Through a curriculum of 36 credit hours of course work, a practicum, and the capstone experience, the MS in Biostatistics Theory and Methods Track provides students with both the skills necessary for a career as a biostatistician and the background needed for doctoral study.

In addition to achieving the MS in Biostatistics core competencies, students in the Theory and Methods Track gain the following specific competencies in the areas of public health and collaborative research, data management, teaching biostatistics and biostatistical research.
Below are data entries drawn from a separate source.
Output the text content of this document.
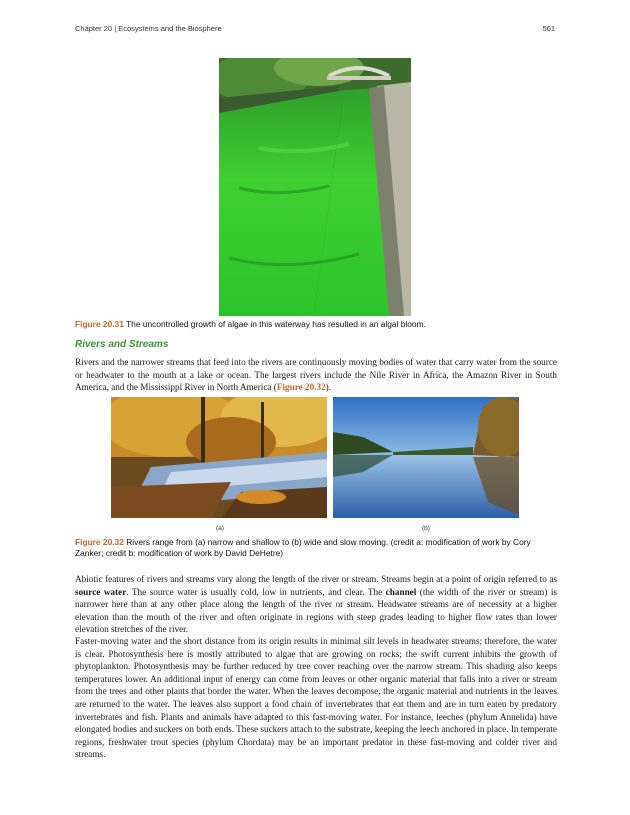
Chapter 20 | Ecosystems and the Biosphere	561
Figure 20.31 The uncontrolled growth of algae in this waterway has resulted in an algal bloom.
Rivers and Streams
Rivers and the narrower streams that feed into the rivers are continuously moving bodies of water that carry water from the source or headwater to the mouth at a lake or ocean. The largest rivers include the Nile River in Africa, the Amazon River in South America, and the Mississippi River in North America (Figure 20.32).
(a)	(b)
Figure 20.32 Rivers range from (a) narrow and shallow to (b) wide and slow moving. (credit a: modification of work by Cory Zanker; credit b: modification of work by David DeHetre)
Abiotic features of rivers and streams vary along the length of the river or stream. Streams begin at a point of origin referred to as source water. The source water is usually cold, low in nutrients, and clear. The channel (the width of the river or stream) is narrower here than at any other place along the length of the river or stream. Headwater streams are of necessity at a higher elevation than the mouth of the river and often originate in regions with steep grades leading to higher flow rates than lower elevation stretches of the river.
Faster-moving water and the short distance from its origin results in minimal silt levels in headwater streams; therefore, the water is clear. Photosynthesis here is mostly attributed to algae that are growing on rocks; the swift current inhibits the growth of phytoplankton. Photosynthesis may be further reduced by tree cover reaching over the narrow stream. This shading also keeps temperatures lower. An additional input of energy can come from leaves or other organic material that falls into a river or stream from the trees and other plants that border the water. When the leaves decompose, the organic material and nutrients in the leaves are returned to the water. The leaves also support a food chain of invertebrates that eat them and are in turn eaten by predatory invertebrates and fish. Plants and animals have adapted to this fast-moving water. For instance, leeches (phylum Annelida) have elongated bodies and suckers on both ends. These suckers attach to the substrate, keeping the leech anchored in place. In temperate regions, freshwater trout species (phylum Chordata) may be an important predator in these fast-moving and colder river and streams.
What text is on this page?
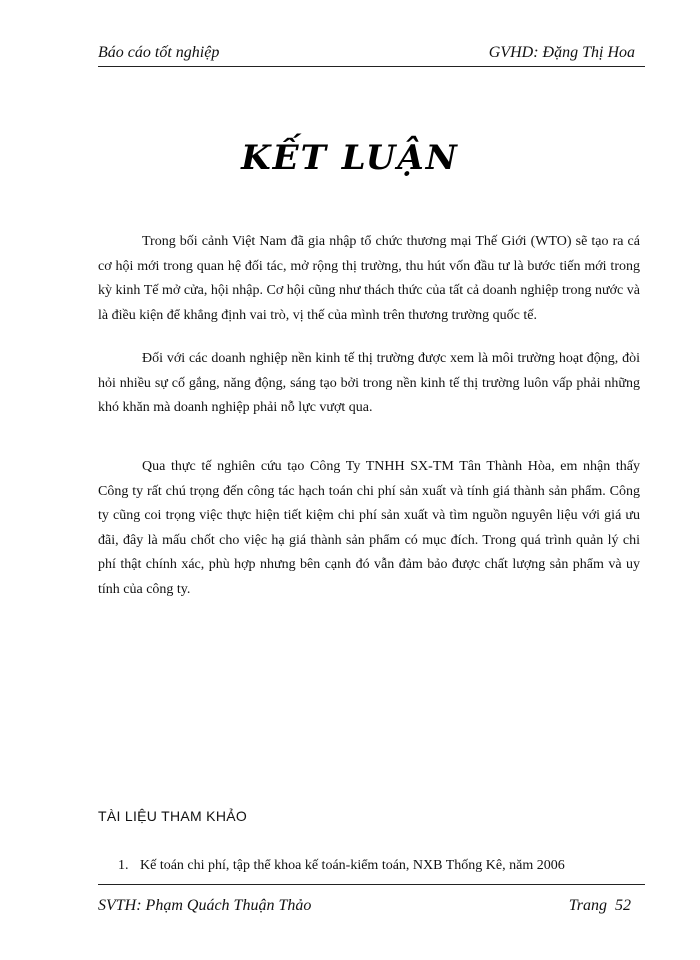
Báo cáo tốt nghiệp	GVHD: Đặng Thị Hoa
KẾT LUẬN

Trong bối cảnh Việt Nam đã gia nhập tổ chức thương mại Thế Giới (WTO) sẽ tạo ra cá cơ hội mới trong quan hệ đối tác, mở rộng thị trường, thu hút vốn đầu tư là bước tiến mới trong kỳ kinh Tế mở cửa, hội nhập. Cơ hội cũng như thách thức của tất cả doanh nghiệp trong nước và là điều kiện để khẳng định vai trò, vị thế của mình trên thương trường quốc tế.

Đối với các doanh nghiệp nền kinh tế thị trường được xem là môi trường hoạt động, đòi hỏi nhiều sự cố gắng, năng động, sáng tạo bởi trong nền kinh tế thị trường luôn vấp phải những khó khăn mà doanh nghiệp phải nỗ lực vượt qua.

Qua thực tế nghiên cứu tạo Công Ty TNHH SX-TM Tân Thành Hòa, em nhận thấy Công ty rất chú trọng đến công tác hạch toán chi phí sản xuất và tính giá thành sản phẩm. Công ty cũng coi trọng việc thực hiện tiết kiệm chi phí sản xuất và tìm nguồn nguyên liệu với giá ưu đãi, đây là mấu chốt cho việc hạ giá thành sản phẩm có mục đích. Trong quá trình quản lý chi phí thật chính xác, phù hợp nhưng bên cạnh đó vẫn đảm bảo được chất lượng sản phẩm và uy tính của công ty.

TÀI LIỆU THAM KHẢO
1. Kế toán chi phí, tập thể khoa kế toán-kiểm toán, NXB Thống Kê, năm 2006
SVTH: Phạm Quách Thuận Thảo	Trang  52
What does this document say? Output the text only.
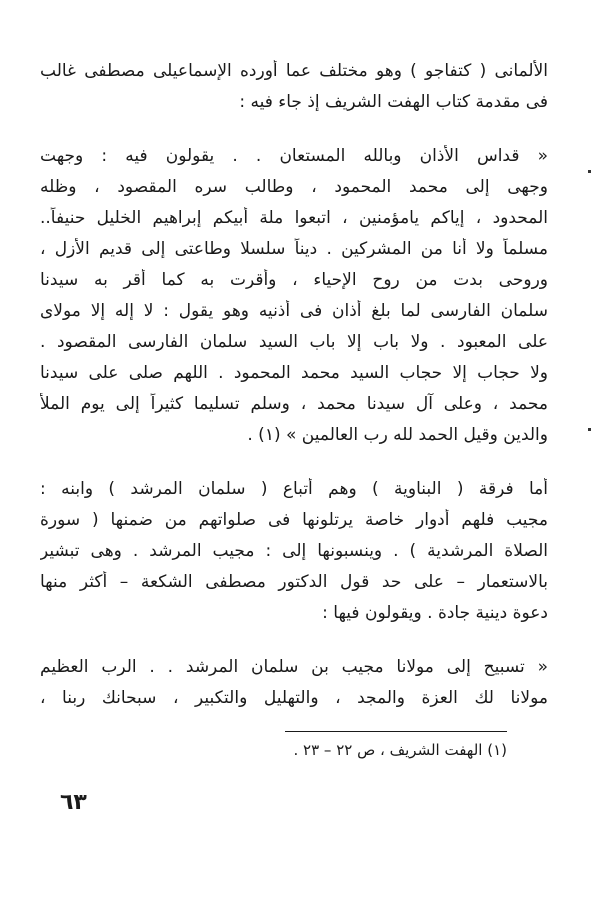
الألمانى ( كتفاجو ) وهو مختلف عما أورده الإسماعيلى مصطفى غالب
فى مقدمة كتاب الهفت الشريف إذ جاء فيه :
« قداس الأذان وبالله المستعان . . يقولون فيه : وجهت
وجهى إلى محمد المحمود ، وطالب سره المقصود ، وظله
المحدود ، إياكم يامؤمنين ، اتبعوا ملة أبيكم إبراهيم الخليل حنيفاً..
مسلماً ولا أنا من المشركين . ديناً سلسلا وطاعتى إلى قديم الأزل ،
وروحى بدت من روح الإحياء ، وأقرت به كما أقر به سيدنا
سلمان الفارسى لما بلغ أذان فى أذنيه وهو يقول : لا إله إلا مولاى
على المعبود . ولا باب إلا باب السيد سلمان الفارسى المقصود .
ولا حجاب إلا حجاب السيد محمد المحمود . اللهم صلى على سيدنا
محمد ، وعلى آل سيدنا محمد ، وسلم تسليما كثيراً إلى يوم الملأ
والدين وقيل الحمد لله رب العالمين » (١) .
أما فرقة ( البناوية ) وهم أتباع ( سلمان المرشد ) وابنه :
مجيب فلهم أدوار خاصة يرتلونها فى صلواتهم من ضمنها ( سورة
الصلاة المرشدية ) . وينسبونها إلى : مجيب المرشد . وهى تبشير
بالاستعمار – على حد قول الدكتور مصطفى الشكعة – أكثر منها
دعوة دينية جادة . ويقولون فيها :
« تسبيح إلى مولانا مجيب بن سلمان المرشد . . الرب العظيم
مولانا لك العزة والمجد ، والتهليل والتكبير ، سبحانك ربنا ،
(١) الهفت الشريف ، ص ٢٢ – ٢٣ .
٦٣
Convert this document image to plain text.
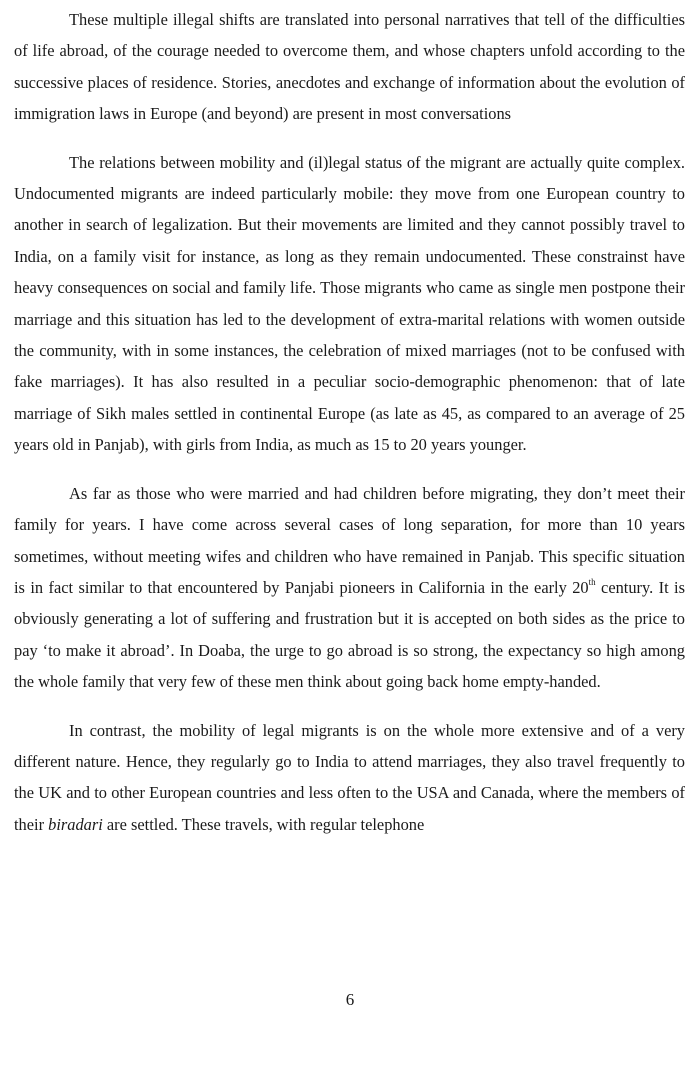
These multiple illegal shifts are translated into personal narratives that tell of the difficulties of life abroad, of the courage needed to overcome them, and whose chapters unfold according to the successive places of residence. Stories, anecdotes and exchange of information about the evolution of immigration laws in Europe (and beyond) are present in most conversations

The relations between mobility and (il)legal status of the migrant are actually quite complex. Undocumented migrants are indeed particularly mobile: they move from one European country to another in search of legalization. But their movements are limited and they cannot possibly travel to India, on a family visit for instance, as long as they remain undocumented. These constrainst have heavy consequences on social and family life. Those migrants who came as single men postpone their marriage and this situation has led to the development of extra-marital relations with women outside the community, with in some instances, the celebration of mixed marriages (not to be confused with fake marriages). It has also resulted in a peculiar socio-demographic phenomenon: that of late marriage of Sikh males settled in continental Europe (as late as 45, as compared to an average of 25 years old in Panjab), with girls from India, as much as 15 to 20 years younger.

As far as those who were married and had children before migrating, they don’t meet their family for years. I have come across several cases of long separation, for more than 10 years sometimes, without meeting wifes and children who have remained in Panjab. This specific situation is in fact similar to that encountered by Panjabi pioneers in California in the early 20th century. It is obviously generating a lot of suffering and frustration but it is accepted on both sides as the price to pay ‘to make it abroad’. In Doaba, the urge to go abroad is so strong, the expectancy so high among the whole family that very few of these men think about going back home empty-handed.

In contrast, the mobility of legal migrants is on the whole more extensive and of a very different nature. Hence, they regularly go to India to attend marriages, they also travel frequently to the UK and to other European countries and less often to the USA and Canada, where the members of their biradari are settled. These travels, with regular telephone

6
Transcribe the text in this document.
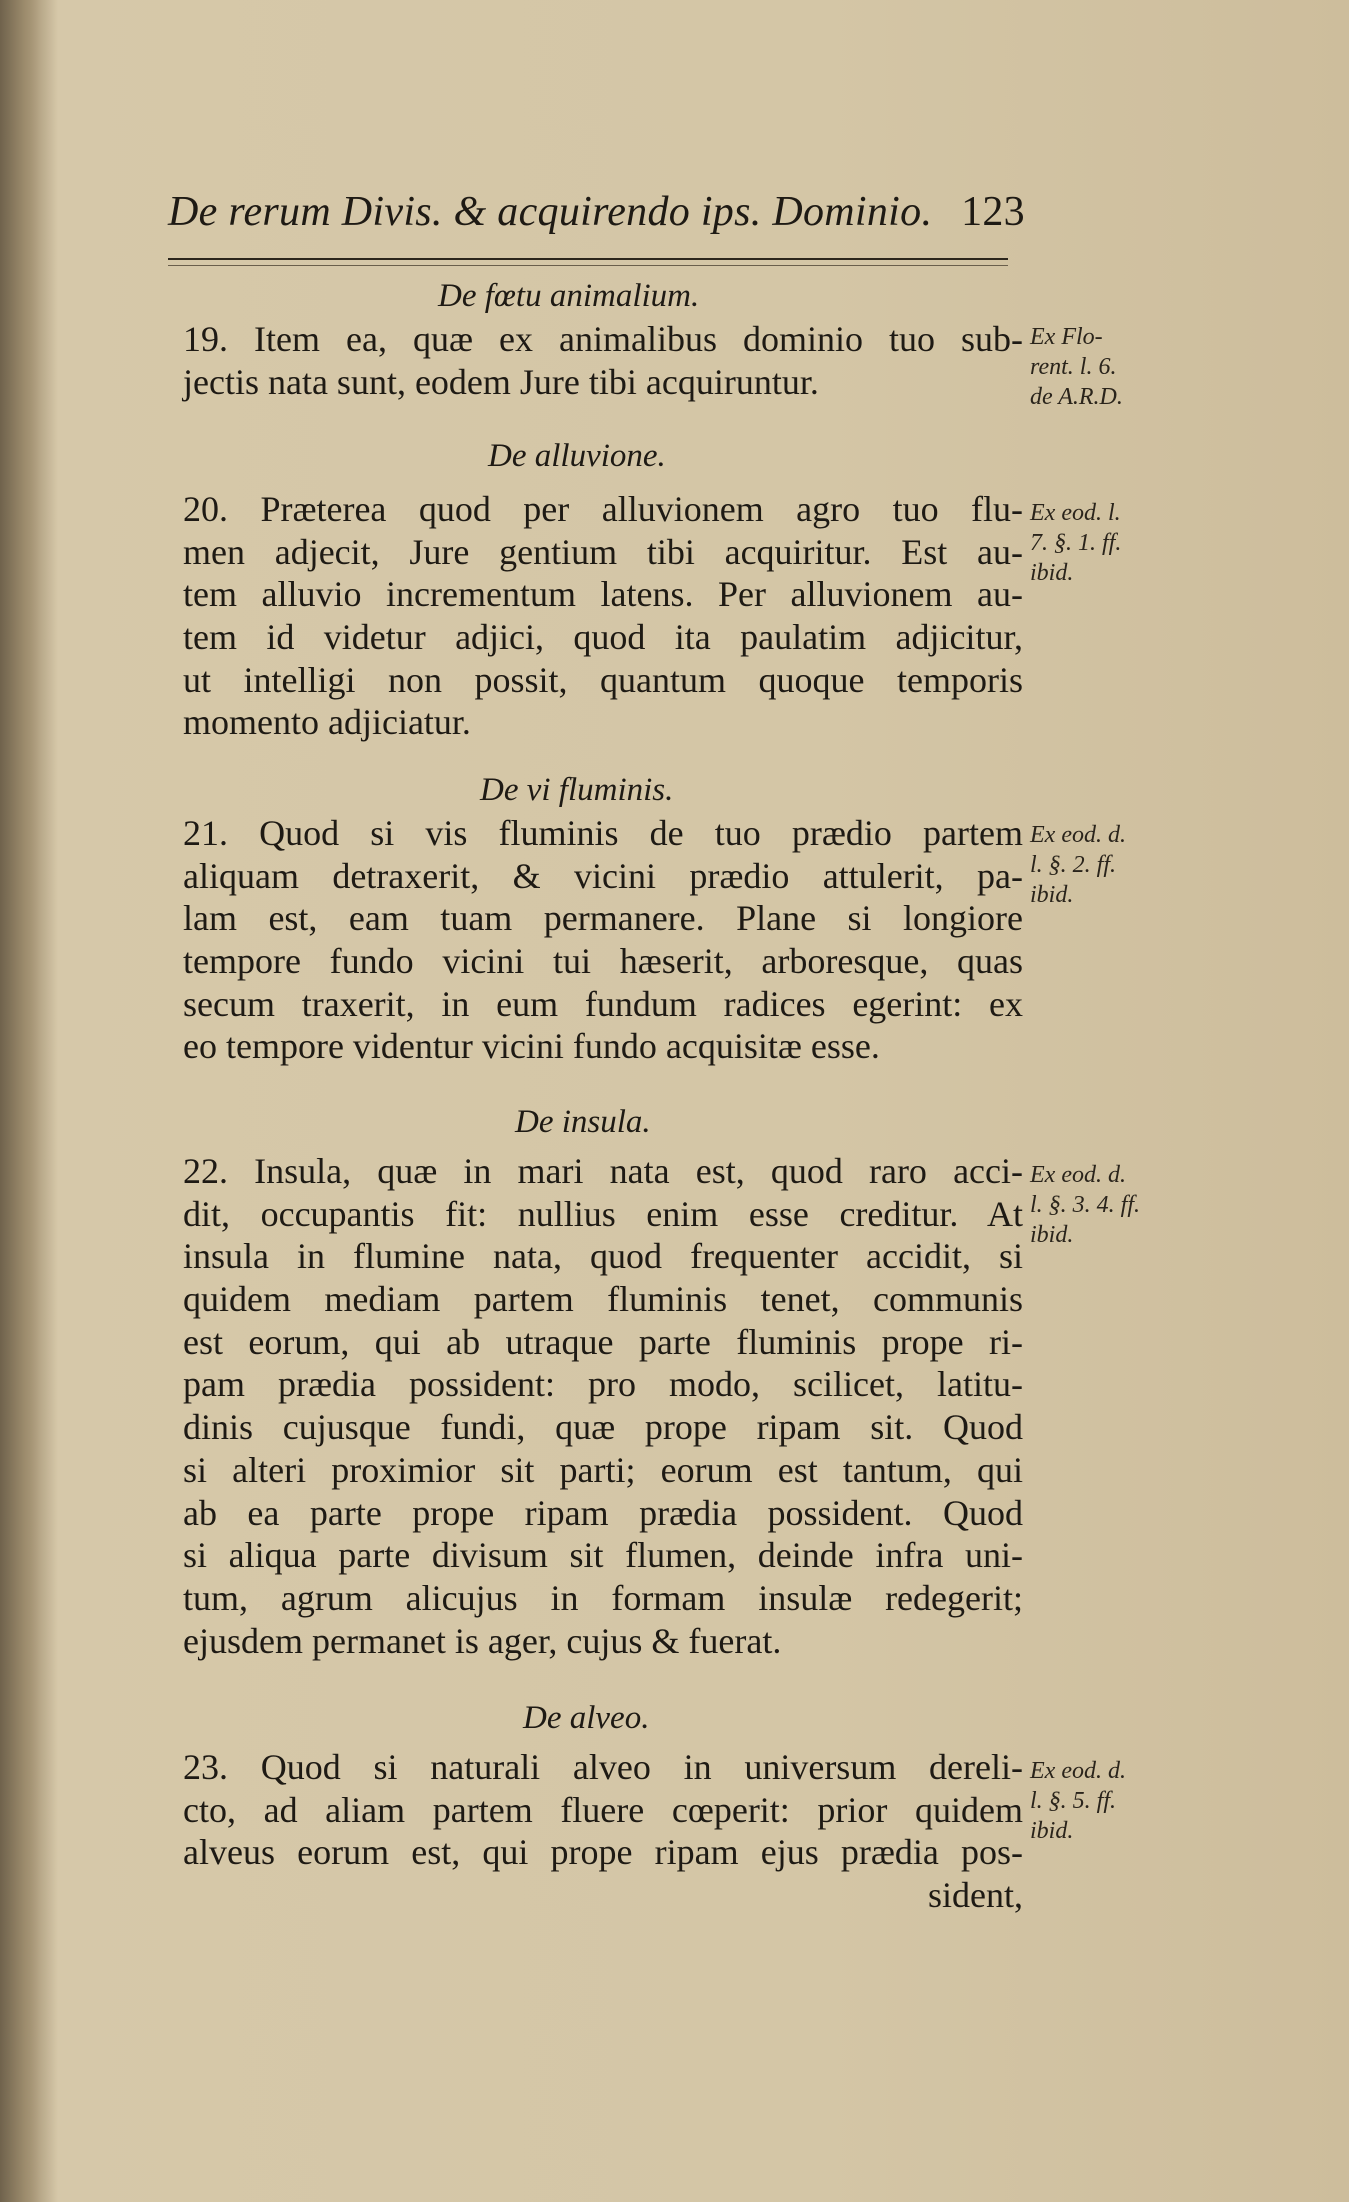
De rerum Divis. & acquirendo ips. Dominio. 123
De fœtu animalium.
19. Item ea, quæ ex animalibus dominio tuo sub-
jectis nata sunt, eodem Jure tibi acquiruntur.
Ex Flo-
rent. l. 6.
de A.R.D.
De alluvione.
20. Præterea quod per alluvionem agro tuo flu-
men adjecit, Jure gentium tibi acquiritur. Est au-
tem alluvio incrementum latens. Per alluvionem au-
tem id videtur adjici, quod ita paulatim adjicitur,
ut intelligi non possit, quantum quoque temporis
momento adjiciatur.
Ex eod. l.
7. §. 1. ff.
ibid.
De vi fluminis.
21. Quod si vis fluminis de tuo prædio partem
aliquam detraxerit, & vicini prædio attulerit, pa-
lam est, eam tuam permanere. Plane si longiore
tempore fundo vicini tui hæserit, arboresque, quas
secum traxerit, in eum fundum radices egerint: ex
eo tempore videntur vicini fundo acquisitæ esse.
Ex eod. d.
l. §. 2. ff.
ibid.
De insula.
22. Insula, quæ in mari nata est, quod raro acci-
dit, occupantis fit: nullius enim esse creditur. At
insula in flumine nata, quod frequenter accidit, si
quidem mediam partem fluminis tenet, communis
est eorum, qui ab utraque parte fluminis prope ri-
pam prædia possident: pro modo, scilicet, latitu-
dinis cujusque fundi, quæ prope ripam sit. Quod
si alteri proximior sit parti; eorum est tantum, qui
ab ea parte prope ripam prædia possident. Quod
si aliqua parte divisum sit flumen, deinde infra uni-
tum, agrum alicujus in formam insulæ redegerit;
ejusdem permanet is ager, cujus & fuerat.
Ex eod. d.
l. §. 3. 4. ff.
ibid.
De alveo.
23. Quod si naturali alveo in universum dereli-
cto, ad aliam partem fluere cœperit: prior quidem
alveus eorum est, qui prope ripam ejus prædia pos-
sident,
Ex eod. d.
l. §. 5. ff.
ibid.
Upon satisfactory completion of the MS in Biostatistics Theory and Methods Track, graduates will be able to:

Public Health and Collaborative Research

  • Develop and execute calculations for power and sample size when planning research studies with complex sampling schemes;
  • Formulate and prepare a written statistical plan for analysis of public health research data that clearly reflects the research hypotheses of the proposal in a manner that resonates with both co-investigators and peer reviewers;
  • Prepare written summaries of quantitative analyses for journal publication, presentations at scientific meetings, grant applications, and review by regulatory agencies;

Data Management

  • Identify the uses to which data management can be put in practical statistical analysis, including the establishment of standards for documentation, archiving, auditing, and confidentiality; guidelines for accessibility; security; structural issues; and data cleaning;
  • Differentiate between analytical and data management functions through knowledge of the role and functions of databases, different types of data storage, and the advantages and limitations of rigorous database systems in conjunction with statistical tools;
  • Describe the different types of database management systems, the ways these systems can provide data for analysis and interact with statistical software, and methods for evaluating technologies pertinent to both;
  • Assess database tools and the database functions of statistical software, with a view to explaining the impact of data management processes and procedures on their own research;

Teaching Biostatistics

  • Review and illustrate selected principles of study design, probability theory, estimation, hypothesis testing, and data analytic techniques to public health students enrolled in introductory level graduate public health courses; and

Biostatistical Research

  • Apply probabilistic and statistical reasoning to structure thinking and solve a wide range of problems in public health.